Crowdsourcing Humor
WHAT TO DO: Comedy by committee?
Though we may think of a sense of humor as being tied to an individual, it’s not always the case. "Crowdsourcing Humor" is a keynote lecture given by Esquire humor and cartoon editor Bob Mankoff at eLUCID8, a conference by UW's LUCID cross-disciplinary program for graduate students. Mankoff, former cartoon editor for The New Yorker, will discuss the unique phenomenon of that magazine's weekly cartoon caption contest, voted on by readers. RSVP at lucid.wisc.edu.

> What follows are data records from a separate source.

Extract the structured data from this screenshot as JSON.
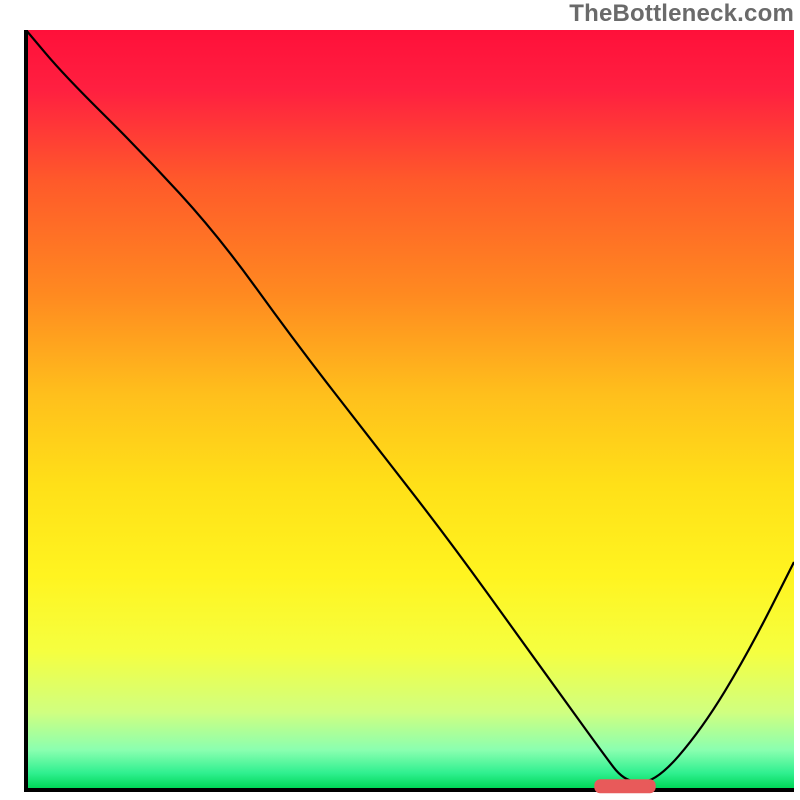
{
  "watermark": "TheBottleneck.com",
  "chart_data": {
    "type": "line",
    "title": "",
    "xlabel": "",
    "ylabel": "",
    "xlim": [
      0,
      100
    ],
    "ylim": [
      0,
      100
    ],
    "grid": false,
    "legend": false,
    "x": [
      0,
      5,
      15,
      25,
      35,
      45,
      55,
      65,
      70,
      75,
      78,
      82,
      88,
      94,
      100
    ],
    "y": [
      100,
      94,
      84,
      73,
      59,
      46,
      33,
      19,
      12,
      5,
      1,
      1,
      8,
      18,
      30
    ],
    "marker": {
      "x_range": [
        74,
        82
      ],
      "y": 0.5,
      "color": "#e85a5a"
    },
    "gradient_stops": [
      {
        "offset": 0.0,
        "color": "#ff103a"
      },
      {
        "offset": 0.2,
        "color": "#ff5a2a"
      },
      {
        "offset": 0.4,
        "color": "#ffa21e"
      },
      {
        "offset": 0.55,
        "color": "#ffd41a"
      },
      {
        "offset": 0.7,
        "color": "#fff11a"
      },
      {
        "offset": 0.82,
        "color": "#f7ff3a"
      },
      {
        "offset": 0.9,
        "color": "#d2ff7a"
      },
      {
        "offset": 0.95,
        "color": "#8affb0"
      },
      {
        "offset": 1.0,
        "color": "#00e060"
      }
    ]
  }
}
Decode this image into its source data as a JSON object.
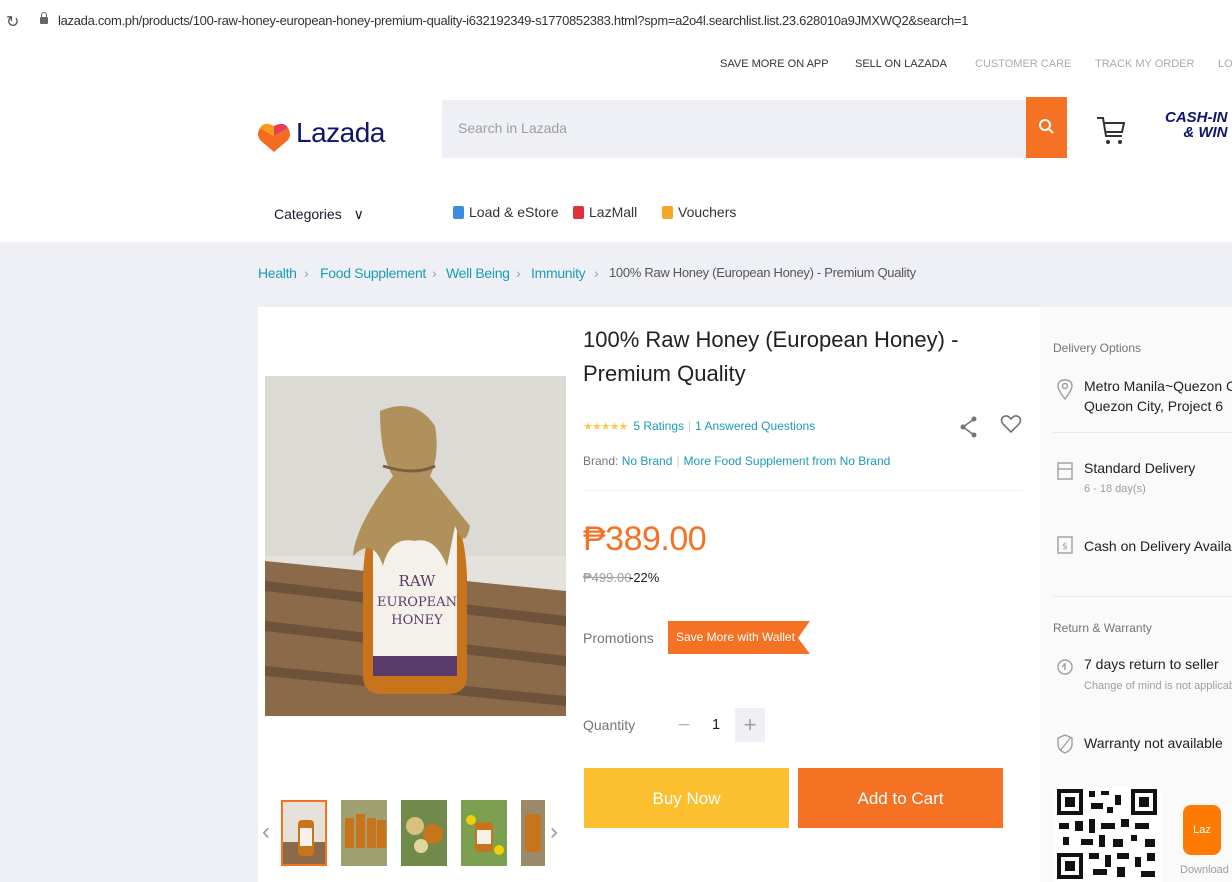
{
  "browser": {
    "url": "lazada.com.ph/products/100-raw-honey-european-honey-premium-quality-i632192349-s1770852383.html?spm=a2o4l.searchlist.list.23.628010a9JMXWQ2&search=1"
  },
  "top_links": {
    "save_more": "SAVE MORE ON APP",
    "sell": "SELL ON LAZADA",
    "customer_care": "CUSTOMER CARE",
    "track_order": "TRACK MY ORDER",
    "login_partial": "LO"
  },
  "header": {
    "logo": "Lazada",
    "search_placeholder": "Search in Lazada",
    "promo_line1": "CASH-IN",
    "promo_line2": "& WIN"
  },
  "nav": {
    "categories": "Categories",
    "load": "Load & eStore",
    "lazmall": "LazMall",
    "vouchers": "Vouchers"
  },
  "breadcrumb": [
    "Health",
    "Food Supplement",
    "Well Being",
    "Immunity",
    "100% Raw Honey (European Honey) - Premium Quality"
  ],
  "product": {
    "title": "100% Raw Honey (European Honey) - Premium Quality",
    "ratings": "5 Ratings",
    "answered": "1 Answered Questions",
    "brand_label": "Brand:",
    "brand_value": "No Brand",
    "more_from": "More Food Supplement from No Brand",
    "price": "₱389.00",
    "original_price": "₱499.00",
    "discount": "-22%",
    "promotions_label": "Promotions",
    "promo_tag": "Save More with Wallet",
    "quantity_label": "Quantity",
    "quantity": "1",
    "buy_now": "Buy Now",
    "add_to_cart": "Add to Cart",
    "label_line1": "RAW",
    "label_line2": "EUROPEAN",
    "label_line3": "HONEY"
  },
  "delivery": {
    "heading": "Delivery Options",
    "location_line1": "Metro Manila~Quezon City,",
    "location_line2": "Quezon City, Project 6",
    "standard": "Standard Delivery",
    "standard_days": "6 - 18 day(s)",
    "cod": "Cash on Delivery Available",
    "rw_heading": "Return & Warranty",
    "return": "7 days return to seller",
    "return_sub": "Change of mind is not applicable",
    "warranty": "Warranty not available",
    "app_badge": "Laz",
    "download": "Download"
  },
  "colors": {
    "accent": "#f57224",
    "buy": "#fcbf2f",
    "link": "#1a9cb7",
    "brand_navy": "#0f146d"
  }
}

press release: eLUCID8 will feature interactive presentations, talks and roundtables intended to discuss LUCID related projects and potential collaborations with government agencies, non-profits and industry groups.
Keynote Speakers
Monday, August 14, 6 pm: Bob Mankoff, former cartoon editor of The New Yorker; present cartoon and humor editor of Esquire
“Crowdsourcing Humor”
Humor is traditionally at the hands of its author. What happens when the audience picks the punchline?
Each week, on the last page of the magazine, The New Yorker provides a cartoon in need of a caption. Readers submit captions, the magazine chooses three finalists, readers vote for their favorites. It’s humor—crowdsourced—and with more than 3 million submissions provided by 600,000 participants, it provides tremendous insight as to what makes us laugh.
In a fast-paced and funny talk, Bob Mankoff, The New Yorker‘s cartoon editor, will analyze the lessons we learn from crowdsourced humor. Along the way, he’ll explore how cartoons work (and sometimes don’t); how he makes decisions about what cartoons to include; and what crowds can tell us about a good joke.
Tuesday, August 15, 6 pm:
Michael C. Mozer, Department of Computer Science, University of Colorado
“Predicting and boosting memory retention”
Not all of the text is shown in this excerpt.